In the pharmacokinetic absorption test, LC/MS/MS was used for detecting esomeprazole in plasma, and sildenafil was used as internal standard. LC conditions were like “Column—YMC Hydrosphere C18; Mobile phase—10 mM Ammonium Acetate:Acetonitrile=10:90 (v/v); Flow rate—0.25 mL/min; Injection volume—10 uL; Sample temperature -10° C.; and column temperature—30° C.”, and MS conditions were like “Ionizing method—electrospray ionization (ESI) in Positive ion mode; MRM (Multiple Reaction Monitoring)—Esomeprazole [M+H]⁺ 326.2→198.1, Sildenafil [M+H]⁺ 475.2→283.2.”

Claims

1. A solid dispersion comprising esomeprazole free base or its alkali salt; alkaline material; and hydrophilic polymer selected from the group consisting of polyvinylpyrrolidone, vinylpyrrolidone-vinylacetate copolymer and their mixture.

2. The solid dispersion of claim 1, wherein the alkaline material is MgO or Mg(OH)2.

3. Esomeprazole-containing pharmaceutical composition having improved stability, comprising the solid dispersion of claim 1.
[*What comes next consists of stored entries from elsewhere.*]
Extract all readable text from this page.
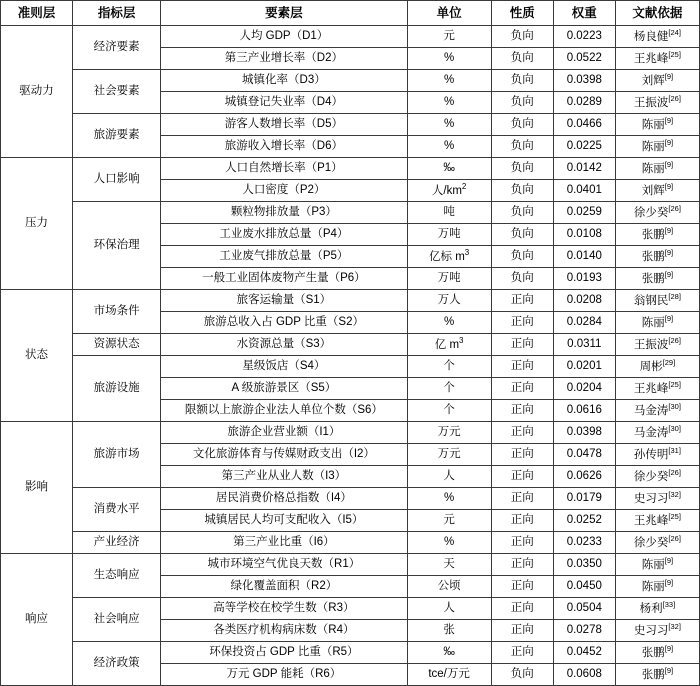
准则层	指标层	要素层	单位	性质	权重	文献依据
驱动力	经济要素	人均 GDP（D1）	元	负向	0.0223	杨良健[24]
		第三产业增长率（D2）	%	负向	0.0522	王兆峰[25]
	社会要素	城镇化率（D3）	%	负向	0.0398	刘辉[9]
		城镇登记失业率（D4）	%	负向	0.0289	王振波[26]
	旅游要素	游客人数增长率（D5）	%	负向	0.0466	陈丽[9]
		旅游收入增长率（D6）	%	负向	0.0225	陈丽[9]
压力	人口影响	人口自然增长率（P1）	‰	负向	0.0142	陈丽[9]
		人口密度（P2）	人$/km^2$	负向	0.0401	刘辉[9]
	环保治理	颗粒物排放量（P3）	吨	负向	0.0259	徐少癸[26]
		工业废水排放总量（P4）	万吨	负向	0.0108	张鹏[9]
		工业废气排放总量（P5）	亿标 $m^3$	负向	0.0140	张鹏[9]
		一般工业固体废物产生量（P6）	万吨	负向	0.0193	张鹏[9]
状态	市场条件	旅客运输量（S1）	万人	正向	0.0208	翁钢民[28]
		旅游总收入占 GDP 比重（S2）	%	正向	0.0284	陈丽[9]
	资源状态	水资源总量（S3）	亿 $m^3$	正向	0.0311	王振波[26]
	旅游设施	星级饭店（S4）	个	正向	0.0201	周彬[29]
		A 级旅游景区（S5）	个	正向	0.0204	王兆峰[25]
		限额以上旅游企业法人单位个数（S6）	个	正向	0.0616	马金涛[30]
影响	旅游市场	旅游企业营业额（I1）	万元	正向	0.0398	马金涛[30]
		文化旅游体育与传媒财政支出（I2）	万元	正向	0.0478	孙传明[31]
		第三产业从业人数（I3）	人	正向	0.0626	徐少癸[26]
	消费水平	居民消费价格总指数（I4）	%	正向	0.0179	史习习[32]
		城镇居民人均可支配收入（I5）	元	正向	0.0252	王兆峰[25]
	产业经济	第三产业比重（I6）	%	正向	0.0233	徐少癸[26]
响应	生态响应	城市环境空气优良天数（R1）	天	正向	0.0350	陈丽[9]
		绿化覆盖面积（R2）	公顷	正向	0.0450	陈丽[9]
	社会响应	高等学校在校学生数（R3）	人	正向	0.0504	杨利[33]
		各类医疗机构病床数（R4）	张	正向	0.0278	史习习[32]
	经济政策	环保投资占 GDP 比重（R5）	‰	正向	0.0452	张鹏[9]
		万元 GDP 能耗（R6）	tce/万元	负向	0.0608	张鹏[9]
4. A method for manufacturing esomeprazole-containing pharmaceutical composition having improved stability, comprising (S1) preparing solution or suspension comprising esomeprazole free base or its alkali salt; magnesium oxide or magnesium hydroxide; and polyvinylpyrrolidone, vinylpyrrolidone-vinylacetate copolymer or their mixture; and(S2) drying the solution or suspension.

5. The method of claim 4, wherein the drying of (S2) step is performed until LOD (loss on drying, 105° C., test sample weight 5 g) is less than 2%.